Kämpfer der islamischen Miliz "Jaish al-Sunna" nahe Aleppo Zur Großansicht
REUTERS

Kämpfer der islamischen Miliz "Jaish al-Sunna" nahe Aleppo

Die Wiederaufnahme der Friedensgespräche für Syrien ist ungewiss: Die Opposition wirft Russland und der Regime-Armee neue Massaker vor - und droht mit einer Absage.

Das größte Oppositionsbündnis Syriens zweifelt angesichts wiederholter Missachtung der Waffenruhe an den Genfer Friedensgesprächen. Außerdem stellt die Opposition Bedingungen für die Zeit nach dem Bürgerkrieg - und lehnt den Vorschlag eines föderal strukturierten Nachkriegs-Syrien vehement ab.

Der Koordinator des Hohen Verhandlungskomitees (HNC), Riad Hidschab, sagte, die Oppositionsgruppe habe noch nicht endgültig entschieden, ob sie an den für diese Woche geplanten Friedensverhandlungen in Genf teilnehmen werde.

Unter dem Schutz russischer Luftangriffe hätten syrische Soldaten am Montag Dutzende Zivilisten im Raum Idlib getötet, sagte Hidschab in einer Telefonkonferenz mit Journalisten. Deshalb und wegen der jüngsten Festnahmen durch syrische Regierungstruppen denke man noch über eine Absage nach. Eine Entscheidung soll demnach bis Ende der Woche fallen.

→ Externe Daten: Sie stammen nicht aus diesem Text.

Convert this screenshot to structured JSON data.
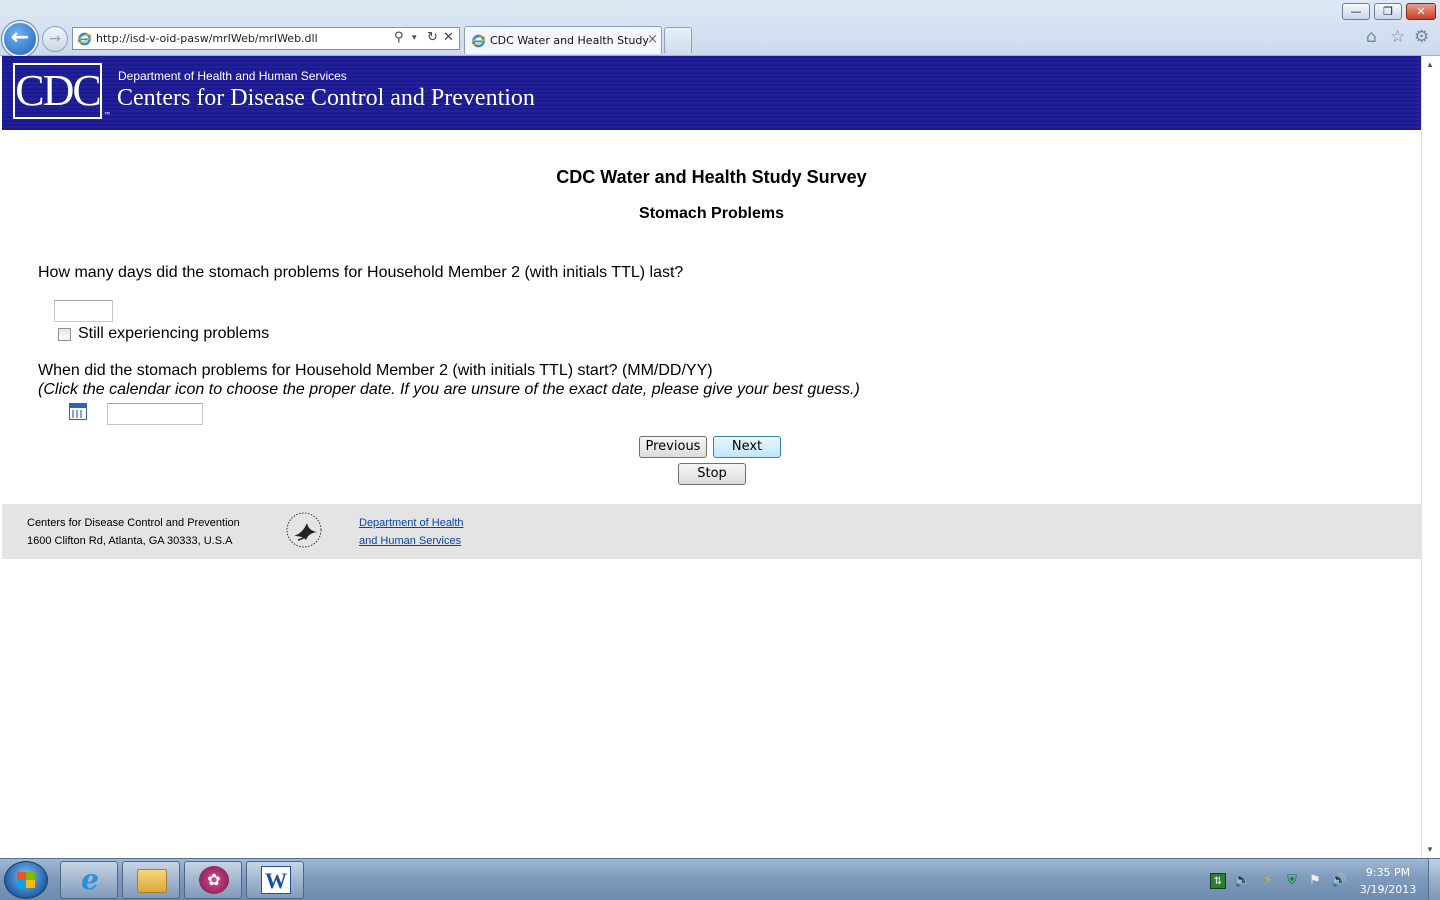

Opposition: Keine Zukunft mit Machthaber Assad

Am Morgen noch hatte Oppositionsvertreterin Suheir al-Attasi, ebenfalls Mitglied des HNC, erklärt, die Gruppe werde an den Genfer Gesprächen teilnehmen. Sie sagte weiter, die Opposition wolle in Genf über eine Übergangsregierung mit vollen Befugnissen verhandeln. Außerdem dürfe Machthaber Baschar al-Assad in der neuen Führung keinen Platz haben.

Eigentlich war die Wiederaufnahme der Genfer Gespräche unter Vermittlung der Uno für Mittwoch geplant. Nun soll frühestens am Donnerstag ein neuer Anlauf unternommen werden.

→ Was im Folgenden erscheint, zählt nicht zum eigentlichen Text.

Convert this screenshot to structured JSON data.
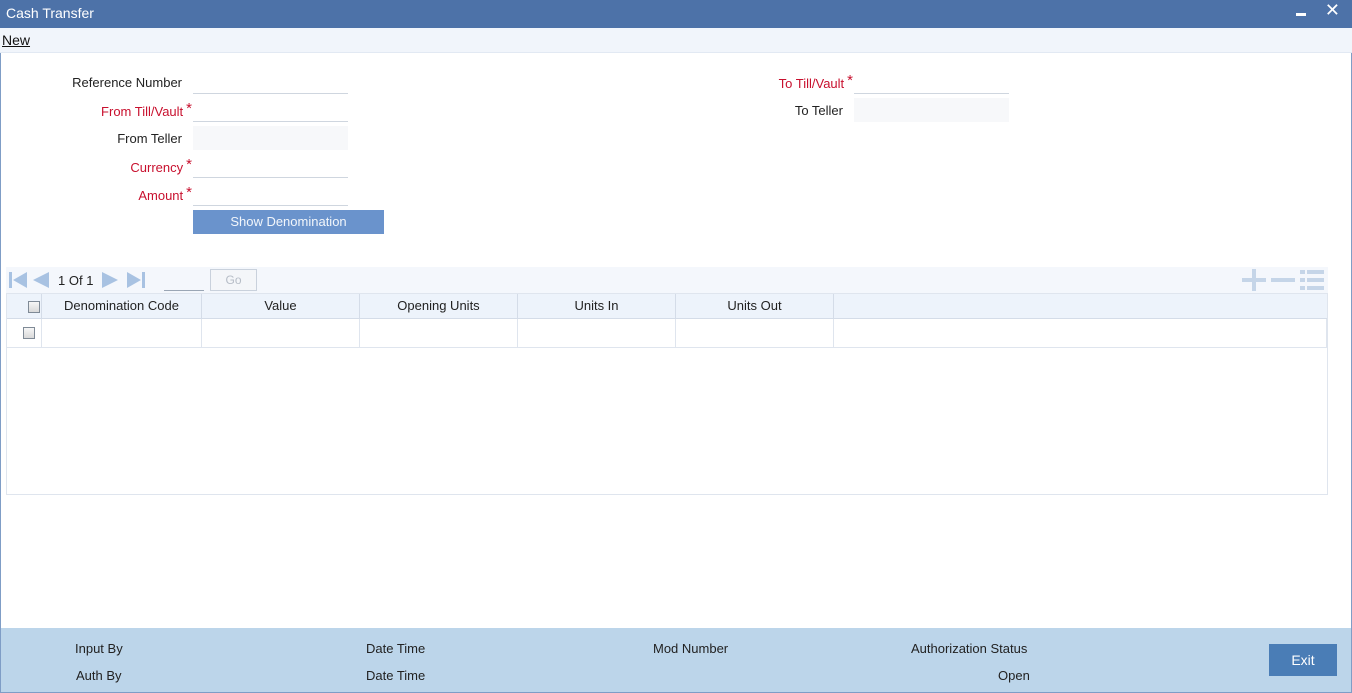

Eine erste Gesprächsrunde war Anfang Februar wegen der massiven russischen Bombardements in Aleppo ausgesetzt worden. Ende des Monats war eine von den USA und Russland vermittelte, allerdings brüchige Feuerpause in Kraft getreten. Die islamistischen Milizen Nusra-Front und der "Islamische Staat" sind davon ausgenommen, gegen sie wurden Bombardements fortgesetzt. Russland und die Assad-Regierung sowie die syrische Opposition werfen sich gegenseitig vor, die Waffenruhe zu verletzen.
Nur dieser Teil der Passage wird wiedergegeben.